Some practice of drawing/painting Gunkan Suship.
Hocus Pocus Story
Une petite histoire écrite en cours que jaime bien
Inspiré de la musique Hocus Pocus de Focus
Le moteur ronronne discrètement dans le parking. La nuit obscurcit déjà sa vision mais le conducteur rabaisse ses lunettes de soleil sur son nez. Il fixe au travers de ses verres l’entrée, impatient et pourtant imperturbable.
D’ordinaire habitués à tournoyer sur elle-même dans un ballet rituel bien connu de vieillards et de veuves la pénétrant dans un sens comme dans l’autre, c’est au travers de ses panneaux de verre que passèrent les clientes du jour. Le fracas du verre de la porte se fit suivre immédiatement par les cris d'une femme lourdement armée à ses deux acolytes. Elle les invita à se baisser afin d’éviter une coupe d’un peu trop près à coup de rafale de celles qu’elle appelait dans l’intimité les découpeuses à poulet.
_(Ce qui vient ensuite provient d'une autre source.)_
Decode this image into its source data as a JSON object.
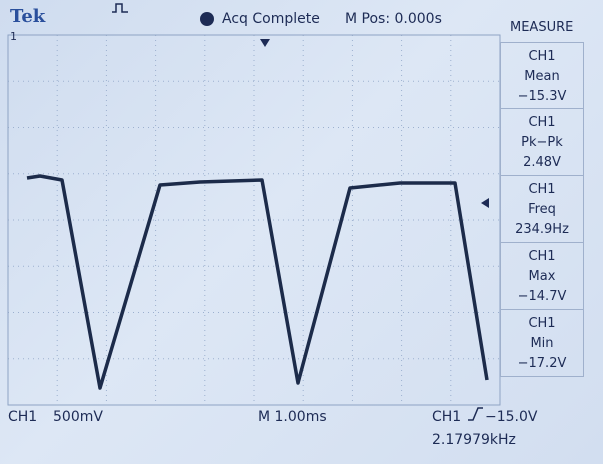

Son pied s’enfonça sur la pédale comme s’il eût voulu arracher la voiture à l’immobilité du monde. Les chevaux mécaniques passèrent du doux ronron aux hurlements de leur puissance s’élançant vers ses complices. Ils se mêlèrent bientôt à l’assourdissante pluie de balles que déversait sur la sécurité une maigrichonne, ou plus précisément les kalashnikov qu’elle tenait dans chaque main.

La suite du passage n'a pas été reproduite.